Pour le salarié protégé, la possibilité de rompre le contrat dans le cadre de ce nouveau dispositif est soumise à l'autorisation de l'inspecteur du travail. La rupture ne peut d'ailleurs intervenir qu'à compter du lendemain du jour de l'autorisation.

Quels sont les effets de la rupture conventionnelle collective ?

Dès lors que l'employeur accepte la candidature du salarié dans le cadre de la rupture conventionnelle collective, le contrat de travail est rompu d'un commun accord entre les deux parties. Le salarié peut alors bénéficier d'une indemnité de rupture dont le montant est déterminé dans le paragraphe ci-après.

Par ailleurs, le salarié peut bénéficier de mesures visant à faciliter son reclassement externe sur des emplois externes comme des actions de formation, des actions de validation des acquis de l'expérience, des actions de reconversion, etc. L'ensemble de ces actions doit être prévues par l'accord collectif.

Enfin, la rupture conventionnelle collective permet aux salariés, si les conditions sont respectées (inscription à Pôle emploi, recherche d'emploi), de bénéficier de l'assurance chômage (allocation d'aide au retour à l'emploi ou allocation d'aide au retour à l'emploi formation).

Quel est le montant de l'indemnité de rupture ?

L'indemnité de rupture conventionnelle ne peut être inférieure aux indemnités légales de licenciement, c'est-à-dire :

  • un quart de mois de salaire par année d'ancienneté pour les 10 premières années ;
  • un tiers de mois de salaire par année d'ancienneté au-delà de 10 ans.

À noter : l'accord collectif mettant en place la rupture conventionnelle collective peut bien entendu prévoir une indemnité plus favorable.

Le salaire retenu est déterminé selon la formule la plus favorable au salarié :

  • le tiers des 3 derniers mois complets précédant la notification de la rupture conventionnelle collective ;
  • ou le 1/12e de la rémunération des 12 derniers mois complets précédant la notification de la rupture conventionnelle.

À noter : cette indemnité n'est pas imposable à l'impôt sur le revenu.
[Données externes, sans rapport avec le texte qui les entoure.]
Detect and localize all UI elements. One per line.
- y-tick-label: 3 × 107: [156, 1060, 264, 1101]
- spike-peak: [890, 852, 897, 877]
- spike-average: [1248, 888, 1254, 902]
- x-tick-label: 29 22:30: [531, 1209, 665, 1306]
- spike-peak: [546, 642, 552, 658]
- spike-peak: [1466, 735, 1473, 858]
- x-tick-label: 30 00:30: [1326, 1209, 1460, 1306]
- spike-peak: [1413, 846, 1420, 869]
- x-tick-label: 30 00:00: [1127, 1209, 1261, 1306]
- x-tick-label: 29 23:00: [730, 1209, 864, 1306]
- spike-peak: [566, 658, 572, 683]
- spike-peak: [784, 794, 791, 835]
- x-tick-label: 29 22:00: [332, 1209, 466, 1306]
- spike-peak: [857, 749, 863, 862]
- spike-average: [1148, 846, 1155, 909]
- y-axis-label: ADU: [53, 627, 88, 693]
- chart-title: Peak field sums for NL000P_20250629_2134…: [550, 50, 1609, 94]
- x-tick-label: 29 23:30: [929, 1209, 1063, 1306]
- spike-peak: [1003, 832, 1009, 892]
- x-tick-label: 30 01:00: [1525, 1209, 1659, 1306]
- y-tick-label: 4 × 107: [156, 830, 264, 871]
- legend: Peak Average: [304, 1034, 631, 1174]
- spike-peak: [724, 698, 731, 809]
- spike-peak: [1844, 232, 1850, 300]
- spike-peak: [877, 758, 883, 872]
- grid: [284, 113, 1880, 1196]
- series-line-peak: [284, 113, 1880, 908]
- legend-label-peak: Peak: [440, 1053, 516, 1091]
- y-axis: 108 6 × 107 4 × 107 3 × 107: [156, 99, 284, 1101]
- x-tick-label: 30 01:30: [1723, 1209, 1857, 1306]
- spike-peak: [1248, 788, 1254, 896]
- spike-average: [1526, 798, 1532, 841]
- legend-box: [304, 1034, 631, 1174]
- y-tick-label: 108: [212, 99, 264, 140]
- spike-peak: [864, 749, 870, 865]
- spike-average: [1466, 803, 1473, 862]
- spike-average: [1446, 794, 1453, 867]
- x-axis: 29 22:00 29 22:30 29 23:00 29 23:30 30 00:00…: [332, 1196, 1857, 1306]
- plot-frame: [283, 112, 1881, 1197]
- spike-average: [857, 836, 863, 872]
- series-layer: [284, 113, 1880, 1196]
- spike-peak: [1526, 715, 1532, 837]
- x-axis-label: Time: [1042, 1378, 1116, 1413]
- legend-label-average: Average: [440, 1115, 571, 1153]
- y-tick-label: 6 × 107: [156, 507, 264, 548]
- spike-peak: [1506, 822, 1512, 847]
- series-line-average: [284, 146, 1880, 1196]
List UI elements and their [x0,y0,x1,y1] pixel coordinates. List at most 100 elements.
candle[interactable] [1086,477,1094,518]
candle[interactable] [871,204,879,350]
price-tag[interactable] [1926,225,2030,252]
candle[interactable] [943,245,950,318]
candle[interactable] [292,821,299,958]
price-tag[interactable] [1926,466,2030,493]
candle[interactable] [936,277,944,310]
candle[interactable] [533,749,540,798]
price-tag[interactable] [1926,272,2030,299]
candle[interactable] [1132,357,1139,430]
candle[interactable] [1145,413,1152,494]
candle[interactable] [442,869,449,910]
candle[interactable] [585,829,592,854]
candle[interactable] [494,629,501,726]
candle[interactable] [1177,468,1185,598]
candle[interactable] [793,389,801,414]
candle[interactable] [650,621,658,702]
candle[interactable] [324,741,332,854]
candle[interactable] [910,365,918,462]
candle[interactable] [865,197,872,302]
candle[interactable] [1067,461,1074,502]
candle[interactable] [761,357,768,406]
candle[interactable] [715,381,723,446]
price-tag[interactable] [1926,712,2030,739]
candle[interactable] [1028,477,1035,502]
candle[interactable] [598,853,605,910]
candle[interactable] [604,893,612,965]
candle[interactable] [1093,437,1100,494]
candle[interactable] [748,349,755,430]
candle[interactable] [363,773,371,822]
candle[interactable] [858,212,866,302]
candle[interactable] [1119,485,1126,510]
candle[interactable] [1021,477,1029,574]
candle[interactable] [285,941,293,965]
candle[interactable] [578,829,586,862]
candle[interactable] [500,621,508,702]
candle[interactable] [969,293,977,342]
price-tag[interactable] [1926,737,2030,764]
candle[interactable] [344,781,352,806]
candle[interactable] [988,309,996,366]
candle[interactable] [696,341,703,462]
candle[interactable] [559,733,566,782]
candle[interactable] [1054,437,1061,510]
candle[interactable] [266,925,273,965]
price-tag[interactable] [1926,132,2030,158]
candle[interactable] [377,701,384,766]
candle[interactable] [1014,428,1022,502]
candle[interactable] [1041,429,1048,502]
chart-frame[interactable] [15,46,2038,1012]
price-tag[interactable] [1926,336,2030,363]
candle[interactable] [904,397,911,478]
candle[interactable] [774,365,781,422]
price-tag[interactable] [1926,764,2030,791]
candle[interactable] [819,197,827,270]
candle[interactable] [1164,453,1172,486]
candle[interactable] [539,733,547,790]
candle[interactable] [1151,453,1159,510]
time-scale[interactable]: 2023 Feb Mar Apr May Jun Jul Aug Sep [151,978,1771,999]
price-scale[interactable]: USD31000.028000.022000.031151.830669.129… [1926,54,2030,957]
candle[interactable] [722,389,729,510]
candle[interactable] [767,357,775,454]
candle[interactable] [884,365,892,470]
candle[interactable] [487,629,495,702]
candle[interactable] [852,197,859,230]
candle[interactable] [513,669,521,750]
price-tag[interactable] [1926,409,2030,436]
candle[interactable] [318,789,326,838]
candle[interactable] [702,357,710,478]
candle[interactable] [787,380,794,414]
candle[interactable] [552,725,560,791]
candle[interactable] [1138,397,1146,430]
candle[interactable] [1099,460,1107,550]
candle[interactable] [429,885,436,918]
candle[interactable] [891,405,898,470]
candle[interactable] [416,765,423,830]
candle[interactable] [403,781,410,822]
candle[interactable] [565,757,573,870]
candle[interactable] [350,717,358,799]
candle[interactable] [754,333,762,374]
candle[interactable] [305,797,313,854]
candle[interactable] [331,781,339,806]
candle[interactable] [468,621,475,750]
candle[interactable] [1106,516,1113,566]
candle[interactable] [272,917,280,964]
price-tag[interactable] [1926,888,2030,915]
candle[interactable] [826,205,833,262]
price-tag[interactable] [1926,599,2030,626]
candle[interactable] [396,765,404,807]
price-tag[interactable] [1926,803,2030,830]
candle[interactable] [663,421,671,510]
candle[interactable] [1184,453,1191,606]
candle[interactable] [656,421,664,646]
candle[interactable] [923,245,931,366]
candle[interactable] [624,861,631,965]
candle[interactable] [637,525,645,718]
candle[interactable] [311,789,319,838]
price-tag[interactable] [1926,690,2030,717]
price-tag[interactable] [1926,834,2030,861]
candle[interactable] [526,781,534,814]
De plus, l'indemnité est exclue de l'assiette des cotisations sociales dans la limite de deux fois le plafond de la sécurité sociale (PASS) soit 79 464 € pour l'année 2018 (à condition que le montant de l'indemnité ne dépasse pas 10 fois le PASS, soit 397 320 € pour l'année 2018). Enfin, l'indemnité est exonérée des cotisations CSG et CRDS dans la limite de 10 fois le PASS.

Le salarié peut-il contester la rupture de son contrat de travail?

Le salarié a la possibilité de contester la rupture de son contrat de travail suite à une rupture conventionnelle collective. Cette contestation doit s'effectuer dans un délai de 12 mois à compter de la date d'effet de la rupture de son contrat de travail devant les prud'hommes.

À noter : pour toute contestation de rupture du contrat de travail (licenciements, rupture conventionnelle collective ou individuelle, mise à la retraite) déposée à partir du 23 septembre 2017, le délai de prescription est de 12 mois au lieu de 2 ans auparavant.